Figure 6. The layout of the poposed circuit

A PLL was designed to have second-order loop filters to make the loop bandwidth 1/100 of the external frequency. It occupies 120um x 250um without loop filters and provides 4 phase clocks to the proposed circuit, which generates equally spaced 8 phase clocks from multi-phase clock generator. Figure 7 shows measured jitter histogram of 1GHz PLL output clock. As shown in the figure, rms and peak-to-peak jitter of the PLL output clock are 5.9ps (0.006UI) and 34.4ps (0.034UI), respectively.

In figure 8, it shows the measured eye diagram for the recovered data of the proposed circuit. The width and height of opening eye are 780ps (0.78UI) and 300mV, respectively. For measurement, 1Gb/s of  $2^7$ -1 PRBS was applied to result in operating no error.

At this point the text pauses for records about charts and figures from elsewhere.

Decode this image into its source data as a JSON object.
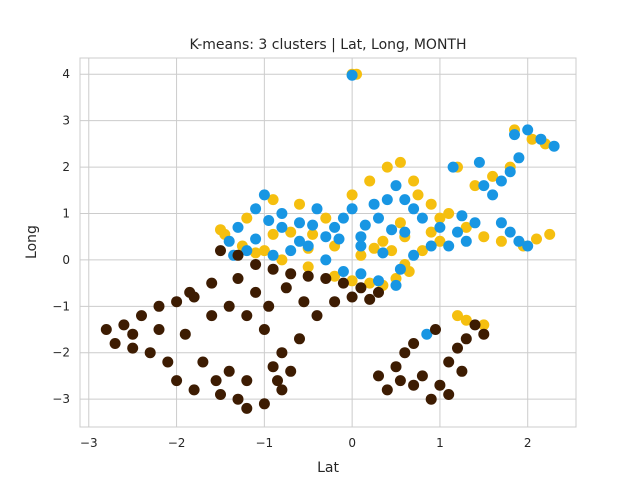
{
  "chart_data": {
    "type": "scatter",
    "title": "K-means: 3 clusters | Lat, Long, MONTH",
    "xlabel": "Lat",
    "ylabel": "Long",
    "xlim": [
      -3.1,
      2.55
    ],
    "ylim": [
      -3.6,
      4.35
    ],
    "xticks": [
      -3,
      -2,
      -1,
      0,
      1,
      2
    ],
    "xtick_labels": [
      "−3",
      "−2",
      "−1",
      "0",
      "1",
      "2"
    ],
    "yticks": [
      -3,
      -2,
      -1,
      0,
      1,
      2,
      3,
      4
    ],
    "ytick_labels": [
      "−3",
      "−2",
      "−1",
      "0",
      "1",
      "2",
      "3",
      "4"
    ],
    "grid": true,
    "legend": false,
    "series": [
      {
        "color": "#f5bf0f",
        "points": [
          [
            0.0,
            4.0
          ],
          [
            0.05,
            4.0
          ],
          [
            -1.45,
            0.55
          ],
          [
            -1.2,
            0.9
          ],
          [
            -0.9,
            1.3
          ],
          [
            -0.6,
            1.2
          ],
          [
            -0.3,
            0.9
          ],
          [
            0.0,
            1.4
          ],
          [
            0.2,
            1.7
          ],
          [
            0.4,
            2.0
          ],
          [
            0.55,
            2.1
          ],
          [
            0.7,
            1.7
          ],
          [
            0.9,
            1.2
          ],
          [
            1.1,
            1.0
          ],
          [
            1.3,
            0.7
          ],
          [
            1.0,
            0.4
          ],
          [
            0.8,
            0.2
          ],
          [
            0.6,
            -0.1
          ],
          [
            0.5,
            -0.4
          ],
          [
            0.35,
            -0.55
          ],
          [
            0.2,
            -0.5
          ],
          [
            0.0,
            -0.45
          ],
          [
            -0.2,
            -0.35
          ],
          [
            -0.5,
            -0.15
          ],
          [
            -0.8,
            0.0
          ],
          [
            -1.0,
            0.2
          ],
          [
            -1.25,
            0.3
          ],
          [
            -1.5,
            0.65
          ],
          [
            -0.45,
            0.55
          ],
          [
            -0.2,
            0.3
          ],
          [
            0.1,
            0.1
          ],
          [
            0.35,
            0.4
          ],
          [
            0.55,
            0.8
          ],
          [
            0.75,
            1.4
          ],
          [
            0.6,
            0.5
          ],
          [
            0.45,
            0.2
          ],
          [
            1.2,
            -1.2
          ],
          [
            1.3,
            -1.3
          ],
          [
            1.5,
            -1.4
          ],
          [
            1.2,
            2.0
          ],
          [
            1.4,
            1.6
          ],
          [
            1.6,
            1.8
          ],
          [
            1.8,
            2.0
          ],
          [
            1.85,
            2.8
          ],
          [
            2.05,
            2.6
          ],
          [
            2.2,
            2.5
          ],
          [
            2.25,
            0.55
          ],
          [
            2.1,
            0.45
          ],
          [
            1.95,
            0.3
          ],
          [
            1.7,
            0.4
          ],
          [
            1.5,
            0.5
          ],
          [
            -0.9,
            0.55
          ],
          [
            -1.1,
            0.15
          ],
          [
            -0.7,
            0.6
          ],
          [
            -0.5,
            0.25
          ],
          [
            0.25,
            0.25
          ],
          [
            0.65,
            -0.25
          ],
          [
            1.0,
            0.9
          ],
          [
            0.9,
            0.6
          ]
        ]
      },
      {
        "color": "#1896e3",
        "points": [
          [
            0.0,
            3.98
          ],
          [
            -1.4,
            0.4
          ],
          [
            -1.3,
            0.7
          ],
          [
            -1.1,
            1.1
          ],
          [
            -1.0,
            1.4
          ],
          [
            -0.8,
            1.0
          ],
          [
            -0.6,
            0.8
          ],
          [
            -0.4,
            1.1
          ],
          [
            -0.2,
            0.7
          ],
          [
            0.0,
            1.1
          ],
          [
            0.1,
            0.5
          ],
          [
            0.3,
            0.9
          ],
          [
            0.4,
            1.3
          ],
          [
            0.5,
            1.6
          ],
          [
            0.6,
            1.3
          ],
          [
            0.8,
            0.9
          ],
          [
            1.0,
            0.7
          ],
          [
            1.2,
            0.6
          ],
          [
            1.4,
            0.8
          ],
          [
            1.5,
            1.6
          ],
          [
            1.6,
            1.4
          ],
          [
            1.7,
            1.7
          ],
          [
            1.8,
            1.9
          ],
          [
            1.9,
            2.2
          ],
          [
            1.85,
            2.7
          ],
          [
            2.0,
            2.8
          ],
          [
            2.15,
            2.6
          ],
          [
            2.3,
            2.45
          ],
          [
            1.7,
            0.8
          ],
          [
            1.8,
            0.6
          ],
          [
            1.9,
            0.4
          ],
          [
            2.0,
            0.3
          ],
          [
            0.9,
            0.3
          ],
          [
            0.7,
            0.1
          ],
          [
            0.55,
            -0.2
          ],
          [
            0.5,
            -0.55
          ],
          [
            0.3,
            -0.45
          ],
          [
            0.1,
            -0.3
          ],
          [
            -0.1,
            -0.25
          ],
          [
            -0.3,
            0.0
          ],
          [
            -0.5,
            0.3
          ],
          [
            -0.7,
            0.2
          ],
          [
            -0.9,
            0.1
          ],
          [
            -1.1,
            0.45
          ],
          [
            -1.2,
            0.2
          ],
          [
            -1.35,
            0.1
          ],
          [
            -0.6,
            0.4
          ],
          [
            -0.3,
            0.5
          ],
          [
            0.1,
            0.3
          ],
          [
            0.35,
            0.15
          ],
          [
            0.6,
            0.6
          ],
          [
            0.7,
            1.1
          ],
          [
            0.25,
            1.2
          ],
          [
            -0.1,
            0.9
          ],
          [
            -0.8,
            0.7
          ],
          [
            1.1,
            0.3
          ],
          [
            1.3,
            0.4
          ],
          [
            0.85,
            -1.6
          ],
          [
            1.15,
            2.0
          ],
          [
            1.45,
            2.1
          ],
          [
            0.45,
            0.65
          ],
          [
            0.15,
            0.75
          ],
          [
            -0.15,
            0.45
          ],
          [
            -0.45,
            0.75
          ],
          [
            -0.95,
            0.85
          ],
          [
            1.25,
            0.95
          ]
        ]
      },
      {
        "color": "#3d1c02",
        "points": [
          [
            -1.5,
            0.2
          ],
          [
            -1.3,
            0.1
          ],
          [
            -1.1,
            -0.1
          ],
          [
            -0.9,
            -0.2
          ],
          [
            -0.7,
            -0.3
          ],
          [
            -0.5,
            -0.35
          ],
          [
            -0.3,
            -0.4
          ],
          [
            -0.1,
            -0.5
          ],
          [
            0.1,
            -0.6
          ],
          [
            0.3,
            -0.7
          ],
          [
            -1.6,
            -0.5
          ],
          [
            -1.8,
            -0.8
          ],
          [
            -2.0,
            -0.9
          ],
          [
            -2.2,
            -1.0
          ],
          [
            -2.4,
            -1.2
          ],
          [
            -2.6,
            -1.4
          ],
          [
            -2.8,
            -1.5
          ],
          [
            -2.7,
            -1.8
          ],
          [
            -2.5,
            -1.9
          ],
          [
            -2.3,
            -2.0
          ],
          [
            -2.1,
            -2.2
          ],
          [
            -2.0,
            -2.6
          ],
          [
            -1.8,
            -2.8
          ],
          [
            -1.5,
            -2.9
          ],
          [
            -1.3,
            -3.0
          ],
          [
            -1.2,
            -3.2
          ],
          [
            -1.0,
            -3.1
          ],
          [
            -0.8,
            -2.8
          ],
          [
            -0.7,
            -2.4
          ],
          [
            -0.8,
            -2.0
          ],
          [
            -1.0,
            -1.5
          ],
          [
            -1.2,
            -1.2
          ],
          [
            -1.4,
            -1.0
          ],
          [
            -1.6,
            -1.2
          ],
          [
            -1.7,
            -2.2
          ],
          [
            -1.4,
            -2.4
          ],
          [
            -1.2,
            -2.6
          ],
          [
            -0.9,
            -2.3
          ],
          [
            -0.6,
            -1.7
          ],
          [
            -0.4,
            -1.2
          ],
          [
            -0.2,
            -0.9
          ],
          [
            0.0,
            -0.8
          ],
          [
            0.2,
            -0.85
          ],
          [
            -1.9,
            -1.6
          ],
          [
            -2.2,
            -1.5
          ],
          [
            -0.95,
            -1.0
          ],
          [
            -0.75,
            -0.6
          ],
          [
            -0.55,
            -0.9
          ],
          [
            -1.1,
            -0.7
          ],
          [
            -1.3,
            -0.4
          ],
          [
            0.3,
            -2.5
          ],
          [
            0.4,
            -2.8
          ],
          [
            0.5,
            -2.3
          ],
          [
            0.6,
            -2.0
          ],
          [
            0.7,
            -1.8
          ],
          [
            0.8,
            -2.5
          ],
          [
            0.9,
            -3.0
          ],
          [
            1.0,
            -2.7
          ],
          [
            1.1,
            -2.2
          ],
          [
            1.2,
            -1.9
          ],
          [
            1.3,
            -1.7
          ],
          [
            1.4,
            -1.4
          ],
          [
            1.1,
            -2.9
          ],
          [
            0.7,
            -2.7
          ],
          [
            1.5,
            -1.6
          ],
          [
            0.95,
            -1.5
          ],
          [
            0.55,
            -2.6
          ],
          [
            1.25,
            -2.4
          ],
          [
            -2.5,
            -1.6
          ],
          [
            -1.85,
            -0.7
          ],
          [
            -1.55,
            -2.6
          ],
          [
            -0.85,
            -2.6
          ]
        ]
      }
    ]
  }
}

Figure 7. Jitter histogram of PLL ouptut



Figure 8. Output eye diagram at 1 Gb/s

The summary of the circuit performance is shown in table 1.

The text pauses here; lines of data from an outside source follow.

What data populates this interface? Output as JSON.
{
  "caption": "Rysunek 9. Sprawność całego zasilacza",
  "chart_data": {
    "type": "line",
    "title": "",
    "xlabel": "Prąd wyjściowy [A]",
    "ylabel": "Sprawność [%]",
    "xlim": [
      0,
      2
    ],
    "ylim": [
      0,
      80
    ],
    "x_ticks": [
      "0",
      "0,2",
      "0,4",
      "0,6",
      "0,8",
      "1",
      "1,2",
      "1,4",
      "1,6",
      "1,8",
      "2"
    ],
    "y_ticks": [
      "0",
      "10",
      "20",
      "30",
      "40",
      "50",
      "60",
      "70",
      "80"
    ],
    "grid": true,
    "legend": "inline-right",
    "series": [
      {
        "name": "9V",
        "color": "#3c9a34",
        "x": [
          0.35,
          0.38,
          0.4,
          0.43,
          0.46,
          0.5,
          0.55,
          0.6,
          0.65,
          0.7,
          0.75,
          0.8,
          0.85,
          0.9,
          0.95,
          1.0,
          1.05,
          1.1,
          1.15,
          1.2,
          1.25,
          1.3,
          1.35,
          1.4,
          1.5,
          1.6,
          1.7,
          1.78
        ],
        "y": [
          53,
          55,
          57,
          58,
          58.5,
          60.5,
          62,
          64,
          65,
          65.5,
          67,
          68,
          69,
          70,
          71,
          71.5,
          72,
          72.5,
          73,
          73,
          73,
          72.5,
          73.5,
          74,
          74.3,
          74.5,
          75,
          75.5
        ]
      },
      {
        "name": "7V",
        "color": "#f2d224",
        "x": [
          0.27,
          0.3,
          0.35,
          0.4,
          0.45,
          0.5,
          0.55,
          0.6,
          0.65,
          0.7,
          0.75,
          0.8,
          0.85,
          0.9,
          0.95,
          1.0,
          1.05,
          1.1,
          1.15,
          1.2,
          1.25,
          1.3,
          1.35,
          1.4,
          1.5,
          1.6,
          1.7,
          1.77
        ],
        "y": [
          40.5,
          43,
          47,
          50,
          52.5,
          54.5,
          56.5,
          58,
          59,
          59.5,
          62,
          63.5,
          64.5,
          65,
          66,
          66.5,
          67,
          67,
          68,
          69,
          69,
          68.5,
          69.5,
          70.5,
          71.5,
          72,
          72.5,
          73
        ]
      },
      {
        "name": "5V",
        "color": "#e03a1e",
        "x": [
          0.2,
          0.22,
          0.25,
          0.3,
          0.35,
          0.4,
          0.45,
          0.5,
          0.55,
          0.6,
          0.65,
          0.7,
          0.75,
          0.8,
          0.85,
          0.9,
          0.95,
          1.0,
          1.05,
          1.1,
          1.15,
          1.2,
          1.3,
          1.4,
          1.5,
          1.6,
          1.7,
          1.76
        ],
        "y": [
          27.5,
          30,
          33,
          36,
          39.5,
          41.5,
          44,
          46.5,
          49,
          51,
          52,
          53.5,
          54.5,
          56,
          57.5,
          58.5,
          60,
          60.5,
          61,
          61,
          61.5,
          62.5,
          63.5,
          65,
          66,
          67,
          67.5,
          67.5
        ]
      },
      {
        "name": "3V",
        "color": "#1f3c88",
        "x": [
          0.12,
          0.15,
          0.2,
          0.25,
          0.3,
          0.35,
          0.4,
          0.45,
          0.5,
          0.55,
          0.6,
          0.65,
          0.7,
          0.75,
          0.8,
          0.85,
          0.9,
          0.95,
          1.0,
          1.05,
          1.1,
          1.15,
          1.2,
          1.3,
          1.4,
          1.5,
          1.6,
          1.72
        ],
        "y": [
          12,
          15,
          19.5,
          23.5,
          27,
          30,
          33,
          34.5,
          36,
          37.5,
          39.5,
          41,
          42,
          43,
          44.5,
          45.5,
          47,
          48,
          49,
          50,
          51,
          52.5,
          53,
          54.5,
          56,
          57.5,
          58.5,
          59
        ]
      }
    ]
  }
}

| Parameter          | Value                                                                  |
|--------------------|------------------------------------------------------------------------|
| Process Technology | 0.13um 1-poly 8-metal CMOS                                             |
| Supply Voltage     | +1.2V single supply                                                    |
| Layout Size        | 290x230um <sup>2</sup> including multi-phase clock<br>generation block |
| Power Dissipation  | 9.7mW @ 1Gb/s                                                          |
| PLL output jitter  | rms jitter : 5.9 ps<br>p-p jitter : 34.4 ps                            |
| Bit Error Ratio    | No error with 2 <sup>?</sup> -1 PRBS at 1Gb/s                          |

TABLE I SUMMARY OF THE CIRCUIT PERFORMANCE

# IV. CONCLUSION

Clock and data recovery to operate at 1Gb/s is proposed and fabricated with 0.13um CMOS process. This circuit includes digital phase aligner and phase interpolator to reduce the jitter of recovered clock and alleviate the problem of distorted duty cycle. Since it has low power of 9.7mW and small area per channel to recover data, it is suitable for multilink applications. It is immune to PVT variation and operates in a stable manner due to digital logic and phase interpolator. Its experimental result shows that it operates at 1 Gb/s of  $2^7$ -1 PRBS with no error.

### REFERENCES

- H. Djahanshahi and C.A.T. Salama, "Differential CMOS circuits for 622-MHz/933-MHz clock and data recovery applications," IEEE J. Solid-State Circuits, vol. 35, pp. 847–855, June 2000.
- [2] C.-K. Yang and M. Horowitz, "A 0.8um CMOS 2.5Gb/s oversampling receiver and tramsmitter for serial links," IEEE J. Solid-State Circuits, vol. 31, pp. 2015–2023, December 1996.
- [3] R.R.Cordell, "A 45-Mbit/s CMOS VLSI digital phase aligner," IEEE J. Solid-State Circuits, vol. 23, pp. 323–328, April 1998.
- [4] H.Y. Jung, B.C. Lee, and K.C. Park, "High speed digital data retiming apparatus," U.S. Patent 5887040, March 23, 1999.
- [5] M.H. Perrott, "Fast and accurate behavioral simulation of fractional-N frequency synthesizers and other PLL/DLL circuits," Design Automation Conference 2002, Proceedings 39th, pp. 498-503, June 2002.